Vinhos e bebidas espirituosas
Parecer de João Antonio Salter de Mendonça para o marquês de Borba a respeito da representação do desembargador superintendente dos Contrabandos e Descaminhos dos Reais Direitos, dirigida à Real Junta do Comércio. Trata-se do destino dos vinhos e bebidas espirituosas existentes nos armazéns das tomadias face à legislação vigente.
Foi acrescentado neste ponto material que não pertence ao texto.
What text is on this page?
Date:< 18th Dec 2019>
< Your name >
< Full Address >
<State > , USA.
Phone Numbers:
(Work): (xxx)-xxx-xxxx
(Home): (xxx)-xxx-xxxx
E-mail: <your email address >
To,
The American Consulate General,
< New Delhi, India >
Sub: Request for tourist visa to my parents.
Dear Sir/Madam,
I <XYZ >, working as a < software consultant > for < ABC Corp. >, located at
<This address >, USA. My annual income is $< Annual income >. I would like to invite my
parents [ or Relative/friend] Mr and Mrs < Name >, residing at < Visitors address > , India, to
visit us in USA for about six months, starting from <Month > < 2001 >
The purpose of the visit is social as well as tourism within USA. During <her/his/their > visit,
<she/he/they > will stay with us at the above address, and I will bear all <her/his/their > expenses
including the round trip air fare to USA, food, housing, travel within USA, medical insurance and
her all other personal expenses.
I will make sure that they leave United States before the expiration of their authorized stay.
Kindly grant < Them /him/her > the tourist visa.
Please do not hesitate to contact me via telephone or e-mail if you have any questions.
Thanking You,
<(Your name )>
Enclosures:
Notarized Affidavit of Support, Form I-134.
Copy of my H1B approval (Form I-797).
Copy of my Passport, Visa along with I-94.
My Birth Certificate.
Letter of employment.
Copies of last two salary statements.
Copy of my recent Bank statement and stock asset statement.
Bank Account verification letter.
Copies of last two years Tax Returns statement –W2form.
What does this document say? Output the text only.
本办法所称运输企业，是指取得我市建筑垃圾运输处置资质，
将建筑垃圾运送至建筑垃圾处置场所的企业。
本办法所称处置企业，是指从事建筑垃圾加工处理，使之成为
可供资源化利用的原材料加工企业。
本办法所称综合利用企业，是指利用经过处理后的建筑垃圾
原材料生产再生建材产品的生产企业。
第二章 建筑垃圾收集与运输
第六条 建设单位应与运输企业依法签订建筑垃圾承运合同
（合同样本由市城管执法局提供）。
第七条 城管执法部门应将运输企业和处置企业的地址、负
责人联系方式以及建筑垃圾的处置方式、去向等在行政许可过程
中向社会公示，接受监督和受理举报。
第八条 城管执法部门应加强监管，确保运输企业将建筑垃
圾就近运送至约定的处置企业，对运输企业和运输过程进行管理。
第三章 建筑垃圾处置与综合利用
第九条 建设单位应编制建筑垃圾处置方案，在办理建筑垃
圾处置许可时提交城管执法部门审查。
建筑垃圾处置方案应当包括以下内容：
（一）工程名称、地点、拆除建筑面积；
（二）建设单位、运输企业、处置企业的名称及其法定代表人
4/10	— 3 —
Conjunto documental: Secretaria de Estado do Ministério do Reino
Notação: Caixa 699, pct. 02
Datas limite: 1500-1817
Título do fundo: Negócios de Portugal
Código do Fundo: 59
Argumento de pesquisa: Portugal, produtos vinhos
Leia esse documento na íntegra
Ilmo. e Exmo. Sr.
Passo às mãos de V.Exa. a inclusa nota que em data de 12 do corrente me dirigiu lorde Strangford[1], enviado extraordinário e ministro plenipotenciário[2] de S.M. britânica com o requerimento dos negociantes ingleses desta cidade e os mais papeis juntos, a fim de que V.Exa. haja de levar à Augusta Presença de Sua Alteza Real o Príncipe Regente[3] Nosso Senhor o que achar verdadeiro sobre este negócio, para em consequência se poder responder convenientemente, parecendo justo que se estabeleça um método exato para que cada negociantes pague em razão do vinho[4] que importa. V.Exa., com sua resposta, terá a bondade de mandar restituir-me todos estes papeis.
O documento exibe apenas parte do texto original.